İzmir’den İşçi Dayanışması okuru bir işçi

Sınıf temelinde örgütlü her işçi, örgütsüz arkadaşlarına emek verdiğinde değişip dönüşüp örgütlü işçiler olacağını bilir ve inanır. Çünkü bir zamanlar kendisi de bugün örgütsüz olan işçilerden biri olduğunu unutmaz. Bizden evvel örgütlenmiş bir işçinin bizlere bıkmadan, usanmadan nasıl emek verdiğini asla unutmayız. Aynı “geçmişini unutanın geleceği olmaz” misali yaşımız kaç olursa olsun örgütlü olmanın ne denli önemli olduğunu her daim capcanlı aklımızda tutarız. En karanlık zamanlarda bile örgütlü olmanın gücüyle geleceğe güvenle bakarız. Hatta yalnız başımıza olduğumuzda dahi kendimizi güvende hissederiz. Ve sınıf kardeşlerimiz olan işçilerle bağ kurarken onları ailemizden biri olarak görür, güvenlerini böyle kazanırız. Bu öyle laf ola beri gele değil, gerçek manada bir sınıf kardeşliğidir. Sınıf temelindeki kardeşlik çoğu zaman biyolojik kardeşlikten çok öte bir güven ilişkisidir. Yani sınıf temelinde örgütlü olan her işçi bu sınıf kardeşliğinin derin anlamını bizzat yaşayarak deneyim edinir. Hani “yaşarsan anlarsın” sözünde olduğu gibi…

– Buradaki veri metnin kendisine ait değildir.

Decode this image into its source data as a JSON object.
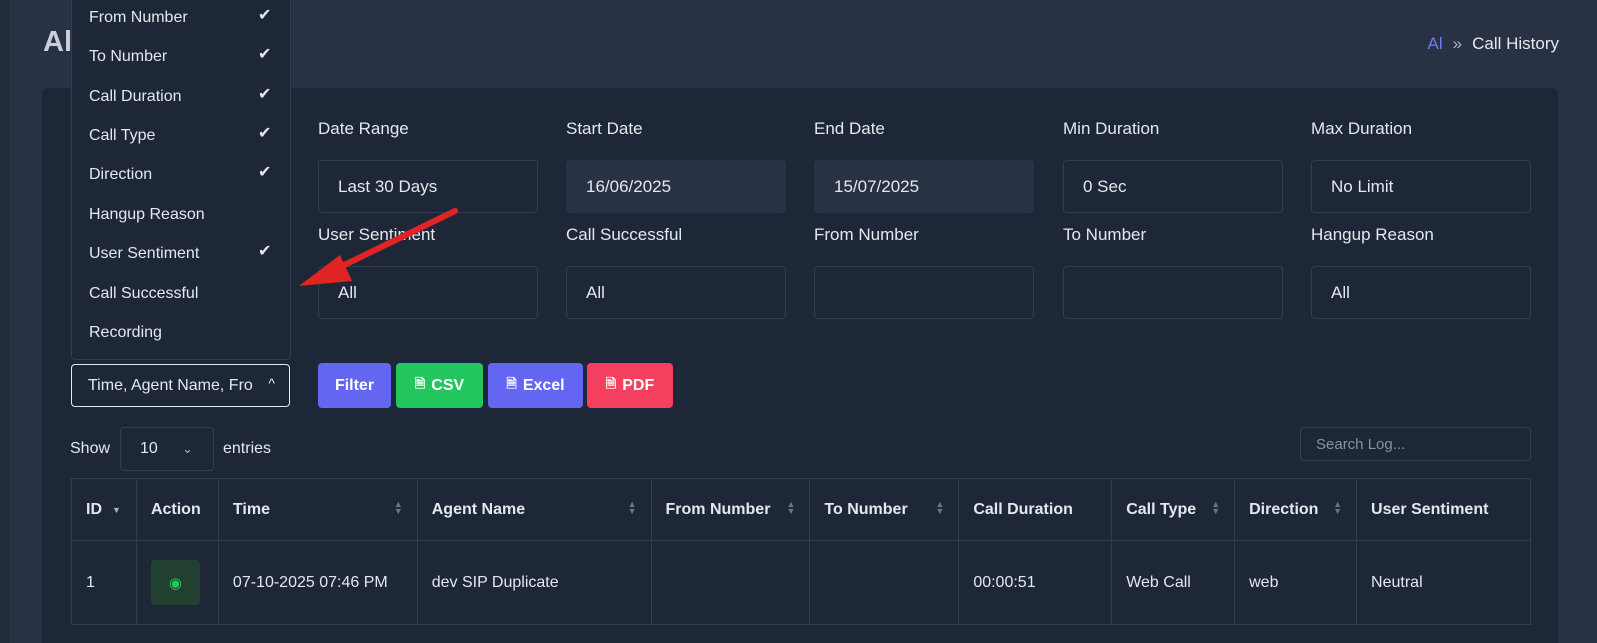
{
  "page": {
    "title": "Al"
  },
  "breadcrumb": {
    "link": "Al",
    "separator": "»",
    "current": "Call History"
  },
  "filters": {
    "date_range": {
      "label": "Date Range",
      "value": "Last 30 Days"
    },
    "start_date": {
      "label": "Start Date",
      "value": "16/06/2025"
    },
    "end_date": {
      "label": "End Date",
      "value": "15/07/2025"
    },
    "min_duration": {
      "label": "Min Duration",
      "value": "0 Sec"
    },
    "max_duration": {
      "label": "Max Duration",
      "value": "No Limit"
    },
    "user_sentiment": {
      "label": "User Sentiment",
      "value": "All"
    },
    "call_successful": {
      "label": "Call Successful",
      "value": "All"
    },
    "from_number": {
      "label": "From Number",
      "value": ""
    },
    "to_number": {
      "label": "To Number",
      "value": ""
    },
    "hangup_reason": {
      "label": "Hangup Reason",
      "value": "All"
    }
  },
  "column_select": {
    "value": "Time, Agent Name, Fro"
  },
  "buttons": {
    "filter": "Filter",
    "csv": "CSV",
    "excel": "Excel",
    "pdf": "PDF"
  },
  "entries": {
    "show": "Show",
    "value": "10",
    "suffix": "entries"
  },
  "search": {
    "placeholder": "Search Log..."
  },
  "dropdown": {
    "items": [
      {
        "label": "From Number",
        "checked": true
      },
      {
        "label": "To Number",
        "checked": true
      },
      {
        "label": "Call Duration",
        "checked": true
      },
      {
        "label": "Call Type",
        "checked": true
      },
      {
        "label": "Direction",
        "checked": true
      },
      {
        "label": "Hangup Reason",
        "checked": false
      },
      {
        "label": "User Sentiment",
        "checked": true
      },
      {
        "label": "Call Successful",
        "checked": false
      },
      {
        "label": "Recording",
        "checked": false
      }
    ],
    "check_glyph": "✔"
  },
  "table": {
    "headers": [
      "ID",
      "Action",
      "Time",
      "Agent Name",
      "From Number",
      "To Number",
      "Call Duration",
      "Call Type",
      "Direction",
      "User Sentiment"
    ],
    "rows": [
      {
        "id": "1",
        "time": "07-10-2025 07:46 PM",
        "agent": "dev SIP Duplicate",
        "from": "",
        "to": "",
        "duration": "00:00:51",
        "type": "Web Call",
        "direction": "web",
        "sentiment": "Neutral"
      }
    ]
  },
  "colors": {
    "accent": "#6366f1",
    "success": "#22c55e",
    "danger": "#f43f5e",
    "arrow": "#e02424"
  }
}
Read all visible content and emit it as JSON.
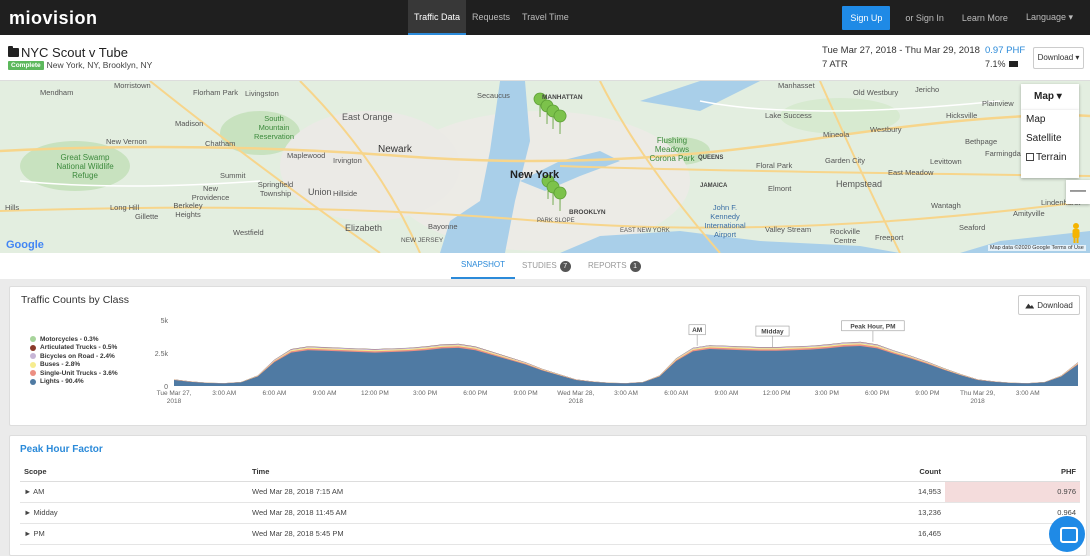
{
  "nav": {
    "logo": "miovision",
    "links": [
      "Traffic Data",
      "Requests",
      "Travel Time"
    ],
    "signup": "Sign Up",
    "signin": "or Sign In",
    "learn": "Learn More",
    "language": "Language ▾"
  },
  "study": {
    "title": "NYC Scout v Tube",
    "status": "Complete",
    "location": "New York, NY, Brooklyn, NY",
    "daterange": "Tue Mar 27, 2018 - Thu Mar 29, 2018",
    "atr": "7 ATR",
    "phf": "0.97 PHF",
    "pct": "7.1%",
    "download": "Download ▾"
  },
  "map": {
    "labels": {
      "morristown": "Morristown",
      "florham": "Florham Park",
      "livingston": "Livingston",
      "east_orange": "East Orange",
      "mendham": "Mendham",
      "madison": "Madison",
      "south_mountain": "South Mountain Reservation",
      "newark": "Newark",
      "new_vernon": "New Vernon",
      "chatham": "Chatham",
      "great_swamp": "Great Swamp National Wildlife Refuge",
      "irvington": "Irvington",
      "maplewood": "Maplewood",
      "summit": "Summit",
      "new_providence": "New Providence",
      "springfield": "Springfield Township",
      "union": "Union",
      "hillside": "Hillside",
      "long_hill": "Long Hill",
      "gillette": "Gillette",
      "berkeley": "Berkeley Heights",
      "westfield": "Westfield",
      "elizabeth": "Elizabeth",
      "bayonne": "Bayonne",
      "new_jersey": "NEW JERSEY",
      "secaucus": "Secaucus",
      "manhattan": "MANHATTAN",
      "new_york": "New York",
      "brooklyn": "BROOKLYN",
      "park_slope": "PARK SLOPE",
      "east_new_york": "EAST NEW YORK",
      "flushing": "Flushing Meadows Corona Park",
      "queens": "QUEENS",
      "jamaica": "JAMAICA",
      "jfk": "John F. Kennedy International Airport",
      "valley_stream": "Valley Stream",
      "rockville": "Rockville Centre",
      "freeport": "Freeport",
      "hempstead": "Hempstead",
      "elmont": "Elmont",
      "garden_city": "Garden City",
      "floral_park": "Floral Park",
      "mineola": "Mineola",
      "westbury": "Westbury",
      "old_westbury": "Old Westbury",
      "east_meadow": "East Meadow",
      "levittown": "Levittown",
      "wantagh": "Wantagh",
      "seaford": "Seaford",
      "hicksville": "Hicksville",
      "bethpage": "Bethpage",
      "plainview": "Plainview",
      "farmingdale": "Farmingdale",
      "amityville": "Amityville",
      "lake_success": "Lake Success",
      "manhasset": "Manhasset",
      "jericho": "Jericho",
      "hills": "Hills",
      "lindenhurst": "Lindenhurst"
    },
    "type_button": "Map ▾",
    "menu": [
      "Map",
      "Satellite",
      "Terrain"
    ],
    "zoom_out": "—",
    "google": "Google",
    "attribution": "Map data ©2020 Google   Terms of Use"
  },
  "tabs": [
    {
      "label": "SNAPSHOT",
      "count": ""
    },
    {
      "label": "STUDIES",
      "count": "7"
    },
    {
      "label": "REPORTS",
      "count": "1"
    }
  ],
  "chart_panel": {
    "title": "Traffic Counts by Class",
    "download": "Download"
  },
  "chart_data": {
    "type": "area",
    "title": "Traffic Counts by Class",
    "stacked": true,
    "ylim": [
      0,
      5000
    ],
    "yticks": [
      "5k",
      "2.5k",
      "0"
    ],
    "xticks": [
      "Tue Mar 27, 2018",
      "3:00 AM",
      "6:00 AM",
      "9:00 AM",
      "12:00 PM",
      "3:00 PM",
      "6:00 PM",
      "9:00 PM",
      "Wed Mar 28, 2018",
      "3:00 AM",
      "6:00 AM",
      "9:00 AM",
      "12:00 PM",
      "3:00 PM",
      "6:00 PM",
      "9:00 PM",
      "Thu Mar 29, 2018",
      "3:00 AM"
    ],
    "legend": [
      {
        "name": "Motorcycles - 0.3%",
        "color": "#a7d49b"
      },
      {
        "name": "Articulated Trucks - 0.5%",
        "color": "#8b3a2b"
      },
      {
        "name": "Bicycles on Road - 2.4%",
        "color": "#c7b5d6"
      },
      {
        "name": "Buses - 2.8%",
        "color": "#f6ec8f"
      },
      {
        "name": "Single-Unit Trucks - 3.6%",
        "color": "#ec8f83"
      },
      {
        "name": "Lights - 90.4%",
        "color": "#4f7aa3"
      }
    ],
    "annotations": [
      "AM",
      "Midday",
      "Peak Hour, PM"
    ],
    "hours": [
      0,
      1,
      2,
      3,
      4,
      5,
      6,
      7,
      8,
      9,
      10,
      11,
      12,
      13,
      14,
      15,
      16,
      17,
      18,
      19,
      20,
      21,
      22,
      23,
      24,
      25,
      26,
      27,
      28,
      29,
      30,
      31,
      32,
      33,
      34,
      35,
      36,
      37,
      38,
      39,
      40,
      41,
      42,
      43,
      44,
      45,
      46,
      47,
      48,
      49,
      50,
      51,
      52,
      53,
      54
    ],
    "total": [
      500,
      350,
      250,
      220,
      300,
      800,
      2000,
      2800,
      3000,
      2950,
      2900,
      2850,
      2800,
      2850,
      2900,
      3000,
      3150,
      3200,
      3000,
      2600,
      2200,
      1800,
      1300,
      900,
      500,
      350,
      250,
      220,
      300,
      800,
      2100,
      2900,
      3100,
      3050,
      3000,
      2950,
      2950,
      3000,
      3050,
      3150,
      3300,
      3350,
      3150,
      2700,
      2300,
      1850,
      1350,
      900,
      500,
      350,
      250,
      220,
      300,
      800,
      1800
    ],
    "lights_share": 0.904
  },
  "phf_panel": {
    "title": "Peak Hour Factor",
    "headers": {
      "scope": "Scope",
      "time": "Time",
      "count": "Count",
      "phf": "PHF"
    },
    "rows": [
      {
        "scope": "► AM",
        "time": "Wed Mar 28, 2018 7:15 AM",
        "count": "14,953",
        "phf": "0.976"
      },
      {
        "scope": "► Midday",
        "time": "Wed Mar 28, 2018 11:45 AM",
        "count": "13,236",
        "phf": "0.964"
      },
      {
        "scope": "► PM",
        "time": "Wed Mar 28, 2018 5:45 PM",
        "count": "16,465",
        "phf": ""
      }
    ]
  }
}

Gerçek manada sınıf temelinde örgütlenmiş işçiler olarak çalıştığımız işyerlerinde, ikamet ettiğimiz mahallelerde sokağımızı temizleyen işçilerle, alışveriş yaptığımız marketlerde temas ettiğimiz her sınıf kardeşimizle kalıcı iletişim kurmak için uğraşırız. Özcesi bir zamanlar bize verilmiş onca emeği biz de başka sınıf kardeşlerimize vermeyi bir borç biliriz. Arkadaşlıkların bir tesadüfle ve bir selam vermekle, bir merhabayla başlayıp kalıcı dostluklara dönüştüğüne her birimiz tanıklık etmişizdir. Bu sınıf kardeşlikleri çoğunlukla aynı işyerlerinde, fabrikalarda başlar. Ardı sıra birbirimizin evlerine taşınarak perçinlenir. Bazen bir yolculukta tanışırız ve kalıcı sınıf kardeşliğimiz başlar. O sınıf kardeşimizin söyleyecek sözünü zifiri karanlık günlerde dile getirmekten çekindiğini halinden, tavrından anlarız. Ve şairin ifadesiyle “kolay gelsin” demeyi eksik etmeyiz. Her karşılaştığım işçiye “merhaba, kolay gelsin” derim. İşte bu sayede tanıştığım ayrı marketlerde çalışan iki gencecik işçinin kendi ağızlarından çıkan sözleri sizlere anlatacağım.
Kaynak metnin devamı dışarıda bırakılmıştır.